Despite the fact that mobile phone and computer management programs have small positive effects on blood sugar levels - these effects are short-lived.

Close to 347 million adults around the world live with diabetes and are at an elevated risk for complications like heart attack and stroke. Some previous research has proven that giving chronically ill patients the skills to control their own disease can help them reduce their risk of complications.

Smart phones and computers give the opportunity to better self-care for diabetes through patient-specific education and support - in turn decreasing costs to health care systems.

The investigators in the current study analyzed data from 16 trials consisting of 3,578 people with type 2 diabetes who used cell phones and computers as part of controlling diabetes interventions ranging between one and twelve months.

Generally, these interventions had positive advantages, but they were limited. In regards to controlling blood sugar, there were small advantages, and even greater advantages for those whose self-care programs were monitored by cell phone.

The authors noted that the advantages decreased after six months. Additionally, there was no proof that these interventions helped improve depression, quality of life or weight in people who have type 2 diabetes.

Lead researcher, Kingshuk Pal of the Research Department of Primary Care and Population Health at UCL in London, said, "Our review shows that although popular, computer-based diabetes self-management interventions currently have limited evidence supporting their use.

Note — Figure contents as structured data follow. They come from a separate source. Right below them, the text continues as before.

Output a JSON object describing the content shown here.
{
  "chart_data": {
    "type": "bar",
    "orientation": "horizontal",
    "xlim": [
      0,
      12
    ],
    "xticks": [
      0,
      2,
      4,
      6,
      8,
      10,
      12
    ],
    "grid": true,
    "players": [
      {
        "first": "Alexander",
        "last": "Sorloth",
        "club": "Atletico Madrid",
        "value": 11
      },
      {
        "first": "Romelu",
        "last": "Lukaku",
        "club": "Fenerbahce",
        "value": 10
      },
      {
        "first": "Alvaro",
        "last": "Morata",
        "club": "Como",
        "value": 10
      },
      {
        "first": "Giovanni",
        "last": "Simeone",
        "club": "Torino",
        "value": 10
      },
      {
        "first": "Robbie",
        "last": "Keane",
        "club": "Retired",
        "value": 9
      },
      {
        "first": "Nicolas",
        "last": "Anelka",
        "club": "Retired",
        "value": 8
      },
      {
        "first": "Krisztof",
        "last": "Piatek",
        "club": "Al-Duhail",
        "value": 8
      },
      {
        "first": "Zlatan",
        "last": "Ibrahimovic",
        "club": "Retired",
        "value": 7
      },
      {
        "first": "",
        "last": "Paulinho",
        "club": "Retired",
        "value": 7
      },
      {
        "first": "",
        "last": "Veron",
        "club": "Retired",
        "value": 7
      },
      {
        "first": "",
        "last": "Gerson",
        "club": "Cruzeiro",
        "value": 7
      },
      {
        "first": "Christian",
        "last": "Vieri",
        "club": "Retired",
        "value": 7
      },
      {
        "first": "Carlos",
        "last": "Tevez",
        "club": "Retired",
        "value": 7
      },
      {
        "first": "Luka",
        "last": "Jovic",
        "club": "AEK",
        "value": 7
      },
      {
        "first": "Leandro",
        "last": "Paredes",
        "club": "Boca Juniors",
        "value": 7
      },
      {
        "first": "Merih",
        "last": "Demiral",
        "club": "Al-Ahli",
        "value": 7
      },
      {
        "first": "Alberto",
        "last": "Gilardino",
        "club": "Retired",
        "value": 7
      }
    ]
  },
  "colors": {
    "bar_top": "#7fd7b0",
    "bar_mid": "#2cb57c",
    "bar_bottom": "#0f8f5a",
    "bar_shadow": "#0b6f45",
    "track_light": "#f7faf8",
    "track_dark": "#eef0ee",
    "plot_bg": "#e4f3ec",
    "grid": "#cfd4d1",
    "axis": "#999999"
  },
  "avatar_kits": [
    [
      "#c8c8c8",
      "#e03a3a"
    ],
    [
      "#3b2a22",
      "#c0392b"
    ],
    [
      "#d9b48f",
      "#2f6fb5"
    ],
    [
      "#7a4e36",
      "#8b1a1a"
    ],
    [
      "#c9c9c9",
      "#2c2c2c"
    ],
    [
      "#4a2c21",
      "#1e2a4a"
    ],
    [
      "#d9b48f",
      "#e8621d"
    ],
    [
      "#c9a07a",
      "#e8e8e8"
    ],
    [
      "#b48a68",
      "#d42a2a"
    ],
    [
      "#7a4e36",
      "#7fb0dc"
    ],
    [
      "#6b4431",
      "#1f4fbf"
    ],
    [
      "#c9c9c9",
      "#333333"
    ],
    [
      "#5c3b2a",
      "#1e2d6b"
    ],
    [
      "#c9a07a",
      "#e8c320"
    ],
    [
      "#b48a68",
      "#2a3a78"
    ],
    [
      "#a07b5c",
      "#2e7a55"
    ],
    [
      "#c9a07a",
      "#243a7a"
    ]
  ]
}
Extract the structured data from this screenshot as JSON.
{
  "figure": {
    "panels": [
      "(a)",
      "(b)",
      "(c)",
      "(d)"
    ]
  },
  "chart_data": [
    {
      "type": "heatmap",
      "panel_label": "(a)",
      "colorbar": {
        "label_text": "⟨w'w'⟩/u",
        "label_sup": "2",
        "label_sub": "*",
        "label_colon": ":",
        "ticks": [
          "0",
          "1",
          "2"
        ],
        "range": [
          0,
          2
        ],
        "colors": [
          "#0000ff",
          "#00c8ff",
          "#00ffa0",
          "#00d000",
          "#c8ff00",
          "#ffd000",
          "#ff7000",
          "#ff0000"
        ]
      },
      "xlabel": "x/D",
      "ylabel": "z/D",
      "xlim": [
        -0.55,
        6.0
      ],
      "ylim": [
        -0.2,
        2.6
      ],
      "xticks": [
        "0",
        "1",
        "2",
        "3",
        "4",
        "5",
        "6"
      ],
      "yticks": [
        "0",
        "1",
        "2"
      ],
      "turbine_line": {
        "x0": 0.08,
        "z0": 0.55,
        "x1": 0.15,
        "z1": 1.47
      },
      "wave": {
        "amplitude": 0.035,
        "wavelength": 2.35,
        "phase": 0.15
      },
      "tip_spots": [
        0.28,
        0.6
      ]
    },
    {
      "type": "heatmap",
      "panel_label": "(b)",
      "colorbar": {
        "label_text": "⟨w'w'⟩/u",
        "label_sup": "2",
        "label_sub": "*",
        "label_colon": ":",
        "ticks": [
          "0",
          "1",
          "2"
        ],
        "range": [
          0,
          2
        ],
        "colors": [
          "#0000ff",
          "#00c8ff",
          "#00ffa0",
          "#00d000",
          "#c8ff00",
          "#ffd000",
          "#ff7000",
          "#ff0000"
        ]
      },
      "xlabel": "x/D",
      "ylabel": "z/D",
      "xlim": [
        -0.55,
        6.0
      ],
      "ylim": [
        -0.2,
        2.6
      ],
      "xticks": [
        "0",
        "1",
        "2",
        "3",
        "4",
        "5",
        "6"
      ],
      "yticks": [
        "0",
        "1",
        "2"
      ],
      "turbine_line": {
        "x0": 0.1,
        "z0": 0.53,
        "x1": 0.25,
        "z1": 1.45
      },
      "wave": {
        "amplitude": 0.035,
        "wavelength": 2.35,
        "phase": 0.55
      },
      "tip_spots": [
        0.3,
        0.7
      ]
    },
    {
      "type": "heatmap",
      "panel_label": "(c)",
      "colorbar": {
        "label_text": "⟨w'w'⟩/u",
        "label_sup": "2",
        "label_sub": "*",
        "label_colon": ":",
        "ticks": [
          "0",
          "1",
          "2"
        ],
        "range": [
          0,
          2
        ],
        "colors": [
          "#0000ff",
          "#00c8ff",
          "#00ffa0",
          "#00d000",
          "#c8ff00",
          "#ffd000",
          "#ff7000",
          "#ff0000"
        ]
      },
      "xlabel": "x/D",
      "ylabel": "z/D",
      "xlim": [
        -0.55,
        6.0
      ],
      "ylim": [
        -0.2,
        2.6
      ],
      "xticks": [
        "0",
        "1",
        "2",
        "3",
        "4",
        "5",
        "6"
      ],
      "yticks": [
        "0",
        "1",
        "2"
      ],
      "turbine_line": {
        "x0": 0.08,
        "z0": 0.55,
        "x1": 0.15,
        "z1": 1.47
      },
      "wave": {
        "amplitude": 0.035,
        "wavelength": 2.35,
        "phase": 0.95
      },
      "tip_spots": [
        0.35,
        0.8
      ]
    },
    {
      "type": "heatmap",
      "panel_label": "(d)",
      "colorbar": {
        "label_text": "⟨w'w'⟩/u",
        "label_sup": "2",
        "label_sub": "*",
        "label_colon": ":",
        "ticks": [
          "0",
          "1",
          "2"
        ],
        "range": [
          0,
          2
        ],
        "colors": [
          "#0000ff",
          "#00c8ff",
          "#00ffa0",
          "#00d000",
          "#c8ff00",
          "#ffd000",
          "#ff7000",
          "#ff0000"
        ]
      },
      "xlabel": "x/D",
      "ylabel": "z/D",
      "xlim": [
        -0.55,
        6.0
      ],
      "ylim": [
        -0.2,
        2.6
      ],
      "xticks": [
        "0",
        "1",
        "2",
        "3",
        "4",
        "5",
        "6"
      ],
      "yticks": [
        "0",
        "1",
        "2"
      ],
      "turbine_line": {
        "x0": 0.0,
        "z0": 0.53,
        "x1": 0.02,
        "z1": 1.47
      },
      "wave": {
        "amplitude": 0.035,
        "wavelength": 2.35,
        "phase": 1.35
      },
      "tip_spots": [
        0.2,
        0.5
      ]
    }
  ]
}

There are also few studies looking at cost-effectiveness or long-term impact on patient health."

The authors emphasized that some research of computer-based interventions helped to improve education and understanding of diabetes, however, this did not lead to behaviors that can better health, like diet changes and exercise.

Dr. Pal concluded:

"Effective self-management is a complex task that may require changes to many aspects of people's lives. Any intervention to help that process needs to support sustained behaviour change in different areas like eating habits, physical activity or taking medication regularly and provide emotional support. We did not see any convincing evidence for long-term change like this in the interventions we looked at."

Researchers Found Software Program Helpful for Type 2 Diabetes Patiens

Researchers form Maryland University School of medicine reported in Diabetes Care (September 2011 issue) that an interactive computer software program appeared effective in helping patients manage their type 2 diabetes using their cell phones.

Patients who used the application experienced a 1.9% drop in A1c levels over a period of one year.

Charlene C. Quinn, Ph.D., R.N., an assistant professor of epidemiology and public health at the University of Maryland School of Medicine and the principal investigator, said "The 1.9 percent decrease in A1c that we saw in this research is significant. Previous randomized clinical trials have suggested that just a 1 percent decrease in A1c will prevent complications of diabetes, including heart disease, stroke, blindness and kidney failure."